The IDB study gives no explanation as to why 61 per cent of Bahamian tertiary graduates head abroad, although the likely reasons include the fact many of them stay overseas when their college degrees are completed; the narrowness of the Bahamian economy and opportunities at home; and a lack of information about openings in the Bahamas.

Still, the findings have worrying implications for the Bahamas, as they indicate an entire generation of entrepreneurs and top-level managers may be heading abroad, never to return. And with Baha Mar set to create 5,000 extra jobs, and other major investment projects coming on stream, this nation needs all the top-quality labour it can get.

To reinvigorate Caribbean economies, the ID study suggested they “reorient trade in goods and services towards growing niches”, namely faster-growing countries with rapidly expanding middle classes.

Taking Brazil as an example, the authors suggested that had it been the Bahamas’ main trading partner during the 2008-2012 recession, this nation would have seen a 4.5 percentage point difference in its annual growth level.

“The average increase in annual growth during the Great Recession would have been 2.1 per cent for the Bahamas,” the IDB study said. “Over the next six years, the simulation exercise shows that the increase could reach 0.8 per cent for the Bahamas.”

The Bahamas is currently targeting Brazil for increased financial services, trade and tourism business, and the IDB study suggested that instead of an average 0.4 per cent GDP contraction in 2008-2012, this nation could have enjoyed a 1.68 per cent growth rate had the Latin American state - not the US - been its main trading partner.

And, in the same scenario for 2013-2018, the authors project that the Bahamas would enjoy a 2.88 per cent average GDP growth rate instead of 2.3 per cent. Per capita would also be slightly higher by around $200 per person.

Noting just how badly the Bahamas was impacted by the 2008 recession, the IDB study said this nation collectively lost 40 per cent of its GDP between 2008-2012, based on 2007 growth levels. Only Trinidad fared worse.

And the authors also added their voices to those expressing uncertainty over whether Baha Mar would grow or split the high-end visitor market with Atlantis come 2015.

“The total investment in Baha Mar is estimated to be about US$3.5 billion, and the hotels in the development are expected to increase the number of available hotel rooms by 2,000,” the IDB study said.

“However, being successful will require a substantial increase in the airlift to the island, plus a policy of diversification of tourist source countries such that the Baha Mar represents additional tourism rather than a diversion from the existing hotel complex, Atlantis.”

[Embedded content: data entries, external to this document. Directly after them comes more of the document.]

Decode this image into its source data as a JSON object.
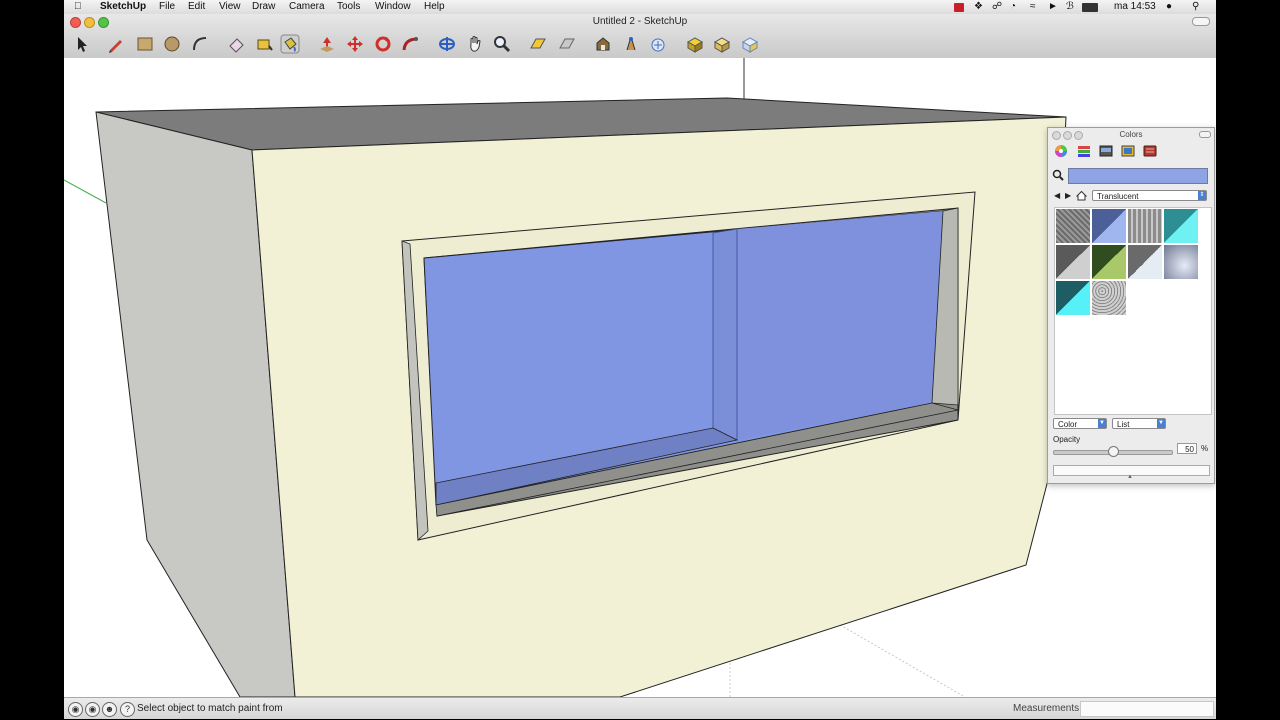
{
  "menubar": {
    "app_name": "SketchUp",
    "items": [
      "File",
      "Edit",
      "View",
      "Draw",
      "Camera",
      "Tools",
      "Window",
      "Help"
    ],
    "clock": "ma 14:53"
  },
  "window": {
    "title": "Untitled 2 - SketchUp"
  },
  "toolbar": {
    "tools": [
      "select-tool",
      "pencil-tool",
      "rectangle-tool",
      "circle-tool",
      "arc-tool",
      "eraser-tool",
      "tape-measure-tool",
      "paint-bucket-tool",
      "push-pull-tool",
      "move-tool",
      "rotate-tool",
      "follow-me-tool",
      "orbit-tool",
      "pan-tool",
      "zoom-tool",
      "section-plane-tool",
      "section-display-tool",
      "warehouse-tool",
      "component-tool",
      "share-tool",
      "extension-tool",
      "layout-tool",
      "style-tool"
    ]
  },
  "colors_panel": {
    "title": "Colors",
    "library": "Translucent",
    "color_mode": "Color",
    "view_mode": "List",
    "opacity_label": "Opacity",
    "opacity_value": "50",
    "opacity_unit": "%",
    "opacity_fraction": 0.5,
    "selected_color": "#8ea4e4"
  },
  "statusbar": {
    "message": "Select object to match paint from",
    "measurements_label": "Measurements"
  }
}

The IDB report also warned that economic growth and competitiveness in the Bahamas and wider Caribbean was being undermined by “special interest groups”, who were using “rent seeking” and other tactics to redistribute social wealth.

“By enlarging their slice of the pie (real GDP), these interest groups reduce the enlargement (economic growth) of the total pie, which in turn reduces total social gains,” the IDB study said. “This happens by influencing policy.”

Small, stable Caribbean societies such as the Bahamas fostered the creation and embedding of these “growth-retarding special interest groups”, it argued.

As a result, there is “a lower level of public trust of politicians, more unproductive rent-seeking, and a greater degree of wastefulness in government spending.

“Government officials engage in more diversion of public funds, show greater favouritism, and Caribbean businesspersons make more irregular payments and bribes. The only area where Caribbean tourism-based countries are at the same level as their [small island states]counterparts is judicial independence,” the IDB study said.

“Thus, the very feature that the Caribbean is proud of - political stability -may have created the conditions for and sustained an alliance against growth. In other words, Caribbean states are good for (some) businesspersons but not necessarily good for business.

“Thus, the difference in growth between Caribbean countries and other small economies could be due to Caribbean governments not being as good for business.”